Luteolin protects diabetic hearts after CA/CPR by suppressing necroptosis, primarily through activation of Sirt3, which dampens oxidative stress and inflammation, and maintains mitochondrial integrity.

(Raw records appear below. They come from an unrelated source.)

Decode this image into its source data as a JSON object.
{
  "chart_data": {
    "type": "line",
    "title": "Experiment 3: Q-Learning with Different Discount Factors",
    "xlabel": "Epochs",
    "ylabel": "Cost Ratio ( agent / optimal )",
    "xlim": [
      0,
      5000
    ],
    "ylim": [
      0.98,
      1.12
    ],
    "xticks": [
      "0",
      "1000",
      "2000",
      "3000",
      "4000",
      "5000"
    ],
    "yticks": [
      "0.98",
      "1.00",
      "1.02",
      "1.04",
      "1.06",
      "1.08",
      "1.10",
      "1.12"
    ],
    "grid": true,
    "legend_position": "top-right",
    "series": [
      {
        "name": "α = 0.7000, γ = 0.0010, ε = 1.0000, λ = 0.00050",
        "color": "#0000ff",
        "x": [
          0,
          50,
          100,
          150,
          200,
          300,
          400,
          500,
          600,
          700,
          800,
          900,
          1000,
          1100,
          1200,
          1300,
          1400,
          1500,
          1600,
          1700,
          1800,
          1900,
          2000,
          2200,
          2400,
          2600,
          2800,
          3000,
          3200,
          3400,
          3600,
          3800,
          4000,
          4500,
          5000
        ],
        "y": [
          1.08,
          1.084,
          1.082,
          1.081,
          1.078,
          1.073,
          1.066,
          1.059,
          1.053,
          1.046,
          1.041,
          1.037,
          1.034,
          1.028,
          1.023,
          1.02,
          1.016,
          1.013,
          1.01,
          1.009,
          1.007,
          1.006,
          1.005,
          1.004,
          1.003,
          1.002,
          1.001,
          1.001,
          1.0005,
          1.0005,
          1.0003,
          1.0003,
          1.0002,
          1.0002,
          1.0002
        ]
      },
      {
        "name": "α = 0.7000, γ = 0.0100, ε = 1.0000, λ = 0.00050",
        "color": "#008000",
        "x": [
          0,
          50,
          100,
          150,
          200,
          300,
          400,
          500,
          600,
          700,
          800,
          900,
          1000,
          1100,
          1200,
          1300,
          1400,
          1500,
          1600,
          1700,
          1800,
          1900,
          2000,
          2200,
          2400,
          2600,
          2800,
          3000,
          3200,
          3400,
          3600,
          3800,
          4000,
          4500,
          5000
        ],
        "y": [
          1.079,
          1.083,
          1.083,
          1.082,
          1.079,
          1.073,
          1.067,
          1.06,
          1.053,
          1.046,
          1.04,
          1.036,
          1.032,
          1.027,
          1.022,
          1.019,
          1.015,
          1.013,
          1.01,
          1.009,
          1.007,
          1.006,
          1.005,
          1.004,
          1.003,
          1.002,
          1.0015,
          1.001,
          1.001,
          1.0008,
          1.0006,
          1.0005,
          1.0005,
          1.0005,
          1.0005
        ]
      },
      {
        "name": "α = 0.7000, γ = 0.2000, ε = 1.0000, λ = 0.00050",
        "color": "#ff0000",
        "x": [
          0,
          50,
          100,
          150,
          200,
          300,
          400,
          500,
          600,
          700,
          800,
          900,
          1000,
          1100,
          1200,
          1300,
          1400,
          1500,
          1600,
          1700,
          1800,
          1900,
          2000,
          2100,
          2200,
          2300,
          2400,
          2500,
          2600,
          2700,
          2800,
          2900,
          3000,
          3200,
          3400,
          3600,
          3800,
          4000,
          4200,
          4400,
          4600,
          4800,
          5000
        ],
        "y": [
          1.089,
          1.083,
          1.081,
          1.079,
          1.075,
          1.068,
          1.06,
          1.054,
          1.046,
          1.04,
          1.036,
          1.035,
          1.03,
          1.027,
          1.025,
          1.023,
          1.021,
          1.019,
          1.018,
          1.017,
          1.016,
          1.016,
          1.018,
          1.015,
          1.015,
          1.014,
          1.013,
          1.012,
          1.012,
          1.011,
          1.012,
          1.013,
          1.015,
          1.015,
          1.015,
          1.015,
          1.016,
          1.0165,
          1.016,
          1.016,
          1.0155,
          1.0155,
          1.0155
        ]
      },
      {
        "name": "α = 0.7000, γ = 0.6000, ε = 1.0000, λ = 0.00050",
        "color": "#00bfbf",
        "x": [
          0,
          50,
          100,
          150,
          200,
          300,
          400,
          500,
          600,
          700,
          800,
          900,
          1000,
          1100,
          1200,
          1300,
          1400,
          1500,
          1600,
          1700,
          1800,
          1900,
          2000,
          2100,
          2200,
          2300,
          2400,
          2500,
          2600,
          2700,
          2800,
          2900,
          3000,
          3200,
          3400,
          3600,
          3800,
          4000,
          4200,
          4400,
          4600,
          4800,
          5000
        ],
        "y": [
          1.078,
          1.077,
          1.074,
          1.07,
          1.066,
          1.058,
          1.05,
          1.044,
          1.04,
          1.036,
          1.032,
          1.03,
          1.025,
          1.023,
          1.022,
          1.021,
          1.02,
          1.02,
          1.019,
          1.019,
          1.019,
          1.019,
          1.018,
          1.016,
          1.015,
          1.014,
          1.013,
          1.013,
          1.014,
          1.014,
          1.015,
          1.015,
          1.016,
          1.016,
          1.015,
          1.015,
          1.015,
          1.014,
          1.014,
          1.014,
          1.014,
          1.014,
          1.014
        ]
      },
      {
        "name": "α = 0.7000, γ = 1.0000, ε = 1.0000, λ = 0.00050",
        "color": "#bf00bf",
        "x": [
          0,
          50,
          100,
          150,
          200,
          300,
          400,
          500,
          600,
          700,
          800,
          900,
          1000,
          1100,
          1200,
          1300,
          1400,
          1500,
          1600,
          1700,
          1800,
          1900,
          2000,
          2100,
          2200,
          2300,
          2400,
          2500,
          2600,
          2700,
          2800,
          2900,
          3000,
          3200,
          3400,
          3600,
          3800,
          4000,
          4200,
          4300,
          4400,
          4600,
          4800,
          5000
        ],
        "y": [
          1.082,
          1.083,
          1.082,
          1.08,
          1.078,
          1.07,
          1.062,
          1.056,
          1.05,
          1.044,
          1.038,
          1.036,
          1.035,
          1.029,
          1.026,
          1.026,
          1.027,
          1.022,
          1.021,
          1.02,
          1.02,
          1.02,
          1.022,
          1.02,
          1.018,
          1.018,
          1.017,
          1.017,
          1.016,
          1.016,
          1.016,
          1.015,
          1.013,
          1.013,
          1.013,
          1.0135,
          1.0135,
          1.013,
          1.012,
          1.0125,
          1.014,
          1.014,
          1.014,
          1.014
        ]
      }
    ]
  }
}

心肺复苏(CPR)导致的心肌损伤会使糖尿病患者的死亡率升高。木犀草素是一种天然存在的多酚类化合物,在蔬菜、水果和坚果中含量丰富,已被证明可通过抑制氧化应激减轻糖尿病患者的心肌缺血/再灌注损伤。然而,木犀草素在糖尿病患者心脏骤停(CA)和CPR后是否具有心脏保护作用仍不清楚。沉默调节蛋白3(Sirt3)是一种线粒体去乙酰化酶,据报道它可通过减少氧化应激和炎症介导的坏死性凋亡来减轻糖尿病性心肌病。最近的证据表明,木犀草素可以上调Sirt3并增强线粒体功能。因此,我们推测木犀草素可能通过激活Sirt3信号通路抑制坏死性凋亡,从而减轻糖尿病患者CA/CPR后的心肌损伤。
通过单次腹腔注射链脲佐菌素(65 mg/kg)诱导雄性Sprague-Dawley大鼠患糖尿病。然后用木犀草素(100 mg/kg,灌胃)或Sirt3抑制剂3-TYP对大鼠进行2周治疗。随后,对糖尿病大鼠进行5分钟窒息诱导的CA,然后进行CPR。复苏6小时后,评估左心室功能、心肌梗死、氧化应激标志物、炎性细胞因子释放、线粒体功能、坏死性凋亡相关蛋白表达以及Sirt3表达和酶活性。
木犀草素显著改善了糖尿病大鼠复苏后的心脏功能,降低了心肌梗死、氧化应激和促炎细胞因子水平。它还抑制了细胞溶质钙超载、线粒体通透性转换孔开放和线粒体膜电位丧失。此外,木犀草素激活了Sirt3和超氧化物歧化酶2。重要的是,木犀草素通过下调磷酸化受体相互作用蛋白激酶3和磷酸化混合谱系激酶结构域样蛋白的表达增加了Sirt3的表达并抑制了坏死性凋亡。联合使用3-TYP可消除木犀草素的心脏保护作用,表明Sirt3在介导这些益处中起关键作用。
木犀草素通过抑制坏死性凋亡保护糖尿病心脏在CA/CPR后的功能,主要是通过激活Sirt3来减轻氧化应激和炎症,并维持线粒体完整性。